Las
pestañas se fueron desenredando de mocos verdes a cada gota de antibiótico que
caía sobre mis ojos. Desaparecido en Combate III se había colocado el disfraz
de Mary Poppins, y los dos días en casa con mi nueva cuidadora pasaron con
penas y sin glorias.
Mary Poppins se despidió de mami en
la puerta de casa. Dejó su paraguas mágico dentro del coche, y me llevó hasta
el salón diciéndome que todo iba a salir bien. Enchufó su iPhone a los
altavoces y empezó a cantar la particular banda sonora que había creado para
cuidarme.
Imaginaos
que todo lo que hacéis estuviese acompañado por música a todas horas. Sería
como lo que le pasó a esa pobre señora inglesa, que estuvo tres años con la
misma canción metida en la cabeza. La escuchaba día y noche. Sin parar. Tuvo
que ir al médico para pedirle que le sacase ese ruido con ritmo del cerebro.

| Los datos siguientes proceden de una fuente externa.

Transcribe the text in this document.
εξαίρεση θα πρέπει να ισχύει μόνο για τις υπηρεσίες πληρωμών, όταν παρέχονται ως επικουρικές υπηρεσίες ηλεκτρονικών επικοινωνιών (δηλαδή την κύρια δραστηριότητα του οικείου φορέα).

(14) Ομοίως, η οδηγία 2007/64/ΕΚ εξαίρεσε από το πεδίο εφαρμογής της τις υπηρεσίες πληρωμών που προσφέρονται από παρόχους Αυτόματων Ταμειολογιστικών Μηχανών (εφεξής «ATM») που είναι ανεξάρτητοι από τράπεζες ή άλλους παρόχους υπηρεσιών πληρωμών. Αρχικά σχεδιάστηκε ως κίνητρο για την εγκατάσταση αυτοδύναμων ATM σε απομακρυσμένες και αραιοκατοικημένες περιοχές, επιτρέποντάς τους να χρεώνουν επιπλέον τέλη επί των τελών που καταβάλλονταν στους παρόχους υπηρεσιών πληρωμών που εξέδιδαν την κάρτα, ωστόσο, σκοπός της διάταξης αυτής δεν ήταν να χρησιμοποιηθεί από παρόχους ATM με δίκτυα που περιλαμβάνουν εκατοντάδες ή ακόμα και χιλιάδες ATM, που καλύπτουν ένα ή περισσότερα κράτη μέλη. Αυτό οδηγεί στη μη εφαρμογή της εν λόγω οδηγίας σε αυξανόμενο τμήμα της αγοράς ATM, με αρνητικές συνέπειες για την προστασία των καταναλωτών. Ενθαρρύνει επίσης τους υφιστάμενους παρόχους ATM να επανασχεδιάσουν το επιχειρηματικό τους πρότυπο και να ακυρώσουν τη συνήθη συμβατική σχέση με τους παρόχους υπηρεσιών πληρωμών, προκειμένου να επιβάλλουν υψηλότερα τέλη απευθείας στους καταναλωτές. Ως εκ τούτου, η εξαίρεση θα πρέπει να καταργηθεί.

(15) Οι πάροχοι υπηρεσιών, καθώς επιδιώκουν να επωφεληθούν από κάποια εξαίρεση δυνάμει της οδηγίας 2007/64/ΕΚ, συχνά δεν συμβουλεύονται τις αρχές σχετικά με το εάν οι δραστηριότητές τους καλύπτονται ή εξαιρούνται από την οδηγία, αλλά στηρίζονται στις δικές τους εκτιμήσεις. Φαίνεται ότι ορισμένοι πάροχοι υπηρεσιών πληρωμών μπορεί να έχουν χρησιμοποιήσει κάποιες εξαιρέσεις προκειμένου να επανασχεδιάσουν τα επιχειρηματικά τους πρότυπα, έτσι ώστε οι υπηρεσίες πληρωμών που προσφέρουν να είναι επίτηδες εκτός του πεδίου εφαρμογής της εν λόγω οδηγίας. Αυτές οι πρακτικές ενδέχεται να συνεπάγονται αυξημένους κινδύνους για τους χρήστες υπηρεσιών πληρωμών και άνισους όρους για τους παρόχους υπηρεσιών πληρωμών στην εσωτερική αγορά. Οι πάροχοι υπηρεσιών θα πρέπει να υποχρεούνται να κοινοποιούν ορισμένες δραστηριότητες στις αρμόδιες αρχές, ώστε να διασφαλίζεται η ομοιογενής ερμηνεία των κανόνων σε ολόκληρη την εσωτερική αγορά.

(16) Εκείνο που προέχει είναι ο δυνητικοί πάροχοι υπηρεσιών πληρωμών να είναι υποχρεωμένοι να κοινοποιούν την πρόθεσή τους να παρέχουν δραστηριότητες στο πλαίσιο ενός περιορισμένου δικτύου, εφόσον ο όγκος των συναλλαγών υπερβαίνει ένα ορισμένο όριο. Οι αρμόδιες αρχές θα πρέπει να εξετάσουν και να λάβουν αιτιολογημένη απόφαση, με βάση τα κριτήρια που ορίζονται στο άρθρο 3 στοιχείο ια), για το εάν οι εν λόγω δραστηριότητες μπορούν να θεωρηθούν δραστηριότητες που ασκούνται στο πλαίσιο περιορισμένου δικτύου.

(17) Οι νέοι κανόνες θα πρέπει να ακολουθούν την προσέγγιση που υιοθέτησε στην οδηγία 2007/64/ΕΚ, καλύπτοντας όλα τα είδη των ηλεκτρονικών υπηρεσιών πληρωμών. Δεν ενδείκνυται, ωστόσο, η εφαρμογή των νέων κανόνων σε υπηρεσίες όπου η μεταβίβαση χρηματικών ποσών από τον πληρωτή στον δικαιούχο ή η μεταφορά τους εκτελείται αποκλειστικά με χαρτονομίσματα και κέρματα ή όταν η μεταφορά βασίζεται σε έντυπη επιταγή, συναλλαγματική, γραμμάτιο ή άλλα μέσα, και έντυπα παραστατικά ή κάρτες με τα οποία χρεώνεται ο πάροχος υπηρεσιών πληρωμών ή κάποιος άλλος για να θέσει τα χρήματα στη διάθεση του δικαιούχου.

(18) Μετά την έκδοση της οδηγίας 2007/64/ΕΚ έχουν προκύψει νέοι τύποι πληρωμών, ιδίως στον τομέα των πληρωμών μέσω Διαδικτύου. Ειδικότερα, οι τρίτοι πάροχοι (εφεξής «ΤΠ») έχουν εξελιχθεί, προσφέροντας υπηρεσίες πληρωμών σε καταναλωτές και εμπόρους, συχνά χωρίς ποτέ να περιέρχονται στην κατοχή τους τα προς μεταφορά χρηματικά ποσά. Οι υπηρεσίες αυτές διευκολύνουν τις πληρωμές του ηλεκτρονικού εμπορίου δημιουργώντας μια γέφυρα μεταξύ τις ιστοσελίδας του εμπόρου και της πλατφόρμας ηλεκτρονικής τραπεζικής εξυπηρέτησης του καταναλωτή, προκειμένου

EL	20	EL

—Usted tiene Paranoia Musical
Deforme —le dijo el doctor a la pobre
señora, que seguía cantando la misma canción mientras el médico buscaba una solución
a su problema.
—¿Y qué puedo hacer? —preguntó la
señora moviendo rítmicamente su cabeza.
No recuerdo lo que le recomendó el
médico a la pobre señora, pero a mí me estaba pasando algo parecido. Yo le
hubiera enviado a Mary Poppins para que le pusiera su música especial para
cuidar bebés.
Ahora era yo quien tenía Paranoia
Musical Deforme. La culpa la tenía la lista de canciones que había creado Mary
Poppins para cuidarme. Y lo peor de todo es que cantaba cada canción con un tono agudo que
parecía llevarle a otra dimensión espacial.
La primera canción que sonó fue una
de Mecano. Sí, Mecano. Mary Poppins ponía cara de concentración cada vez que se
acercaba el momento cumbre de la canción: “Me cuesta taaantoo olvidaaarteee”,
con su solo de piano y su atmosfera de canción de desamor que desgarra el
corazón.
“Ese es mi padre”, pensé con cara
muy triste.
Los poderes de Mary Poppins parecían
leerme la mente y me dijo.
—Maia, mi niña, no te asustes de
cómo canto. Esto es para ti —y me señaló con su dedo índice y un ladeo de
cabeza que me asustó más. Siguió cantando la canción de Mecano cada vez con un
tono más agudo, que empezaba a llenar mis oídos de mocos verdes.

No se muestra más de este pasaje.